Finalmente el 18 de marzo de 1885 en los salones del Club de Gimnasia y Esgrima de Buenos Aires se inaugura la exposición de los veintinueve óleos de las escenas de la guerra del Paraguay. Una comisión presidida por Rufino Várela fue la encargada de dictaminar sobre la conveniencia de la muestra y la importancia de sus obras. Su informe es significativo. "La Comisión no pretende presentar los cuadros del Sr. López como una sobresaliente obra de arte, pero la opinión de todos los que la componen es que, además de sus buenas condiciones artísticas tienen un elevado e indisputable valor histórico."

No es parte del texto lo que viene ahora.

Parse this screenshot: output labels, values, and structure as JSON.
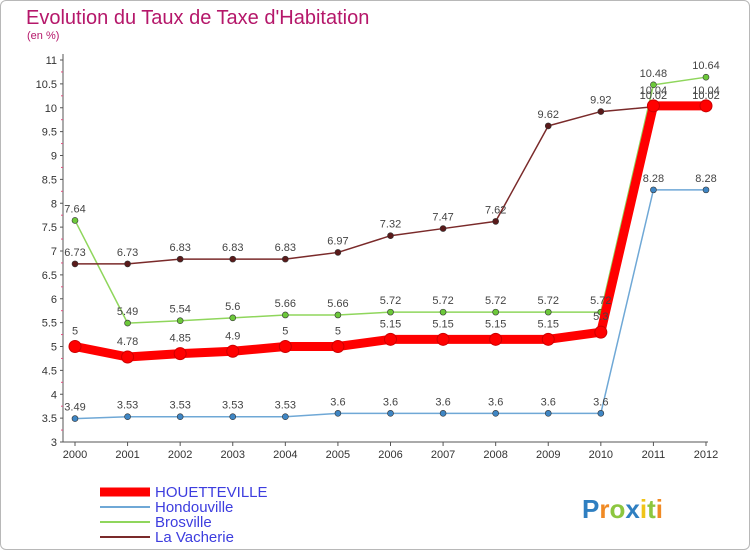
{
  "chart_data": {
    "type": "line",
    "title": "Evolution du Taux de Taxe d'Habitation",
    "unit": "(en %)",
    "x": [
      "2000",
      "2001",
      "2002",
      "2003",
      "2004",
      "2005",
      "2006",
      "2007",
      "2008",
      "2009",
      "2010",
      "2011",
      "2012"
    ],
    "y_ticks": [
      "3",
      "3.5",
      "4",
      "4.5",
      "5",
      "5.5",
      "6",
      "6.5",
      "7",
      "7.5",
      "8",
      "8.5",
      "9",
      "9.5",
      "10",
      "10.5",
      "11"
    ],
    "ylim": [
      3,
      11
    ],
    "grid": false,
    "legend_position": "bottom-left",
    "series": [
      {
        "name": "HOUETTEVILLE",
        "color": "#ff0000",
        "point_color": "#ff0000",
        "bold": true,
        "values": [
          5,
          4.78,
          4.85,
          4.9,
          5,
          5,
          5.15,
          5.15,
          5.15,
          5.15,
          5.3,
          10.04,
          10.04
        ],
        "labels": [
          "5",
          "4.78",
          "4.85",
          "4.9",
          "5",
          "5",
          "5.15",
          "5.15",
          "5.15",
          "5.15",
          "5.3",
          "10.04",
          "10.04"
        ]
      },
      {
        "name": "Hondouville",
        "color": "#6fa8d6",
        "point_color": "#3f86c4",
        "bold": false,
        "values": [
          3.49,
          3.53,
          3.53,
          3.53,
          3.53,
          3.6,
          3.6,
          3.6,
          3.6,
          3.6,
          3.6,
          8.28,
          8.28
        ],
        "labels": [
          "3.49",
          "3.53",
          "3.53",
          "3.53",
          "3.53",
          "3.6",
          "3.6",
          "3.6",
          "3.6",
          "3.6",
          "3.6",
          "8.28",
          "8.28"
        ]
      },
      {
        "name": "Brosville",
        "color": "#8fd65c",
        "point_color": "#6cc83a",
        "bold": false,
        "values": [
          7.64,
          5.49,
          5.54,
          5.6,
          5.66,
          5.66,
          5.72,
          5.72,
          5.72,
          5.72,
          5.72,
          10.48,
          10.64
        ],
        "labels": [
          "7.64",
          "5.49",
          "5.54",
          "5.6",
          "5.66",
          "5.66",
          "5.72",
          "5.72",
          "5.72",
          "5.72",
          "5.72",
          "10.48",
          "10.64"
        ]
      },
      {
        "name": "La Vacherie",
        "color": "#7a2a2a",
        "point_color": "#5a1a1a",
        "bold": false,
        "values": [
          6.73,
          6.73,
          6.83,
          6.83,
          6.83,
          6.97,
          7.32,
          7.47,
          7.62,
          9.62,
          9.92,
          10.02,
          10.02
        ],
        "labels": [
          "6.73",
          "6.73",
          "6.83",
          "6.83",
          "6.83",
          "6.97",
          "7.32",
          "7.47",
          "7.62",
          "9.62",
          "9.92",
          "10.02",
          "10.02"
        ]
      }
    ]
  },
  "brand": {
    "text": "Proxiti",
    "letters": [
      "P",
      "r",
      "o",
      "x",
      "i",
      "t",
      "i"
    ],
    "colors": [
      "#2f7fc1",
      "#f08a24",
      "#8cc63f",
      "#2f7fc1",
      "#f0c419",
      "#8cc63f",
      "#f08a24"
    ]
  }
}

La exposición no tuvo mayor repercusión pública, aunque la prensa elogia la muestra. De allí en más Cándido López iniciará una larga y fatigosa gestión para que el Estado argentino le compre sus obras. En el diario La Nación del 13 de junio de 1886 aparece una nota diciendo: "La intención del General Roca es adquirir esos cuadros históricos, dando en compensación al autor una suma de dinero que le indemnice los ocho años de trabajo que ha invertido en su obra, a cuyo efecto se expedirá un decreto en acuerdo general de ministros".

Para buscar su aval, en cuanto a la veracidad histórica, el 2 de mayo, en carta al Gral. Bartolomé Mitre, Cándido López le solicita: "quiera con su autorizada palabra declarar la verdad de mis asertos". Mitre le contesta el mismo día diciéndole que "sus cuadros son verdaderos documentos históricos por su fidelidad gráfica y contribuirán a conservar el glorioso recuerdo de los hechos que representan".

El 22 de septiembre de 1887 (fecha de otro aniversario de la batalla de Curupaytí) por Ley 2038 sancionada por ambas Cámaras, se autoriza al Poder Ejecutivo a pagar la suma de once mil pesos moneda nacional por la compra de los veintinueve cuadros expuestos en 1885 en el Club de Gimnasia y Esgrima de Buenos Aires. Cándido López había ganado su última batalla. Años más tarde, en 1898, el Gobierno nacional le compra dos cuadros más adquiridos para el Museo Histórico Nacional.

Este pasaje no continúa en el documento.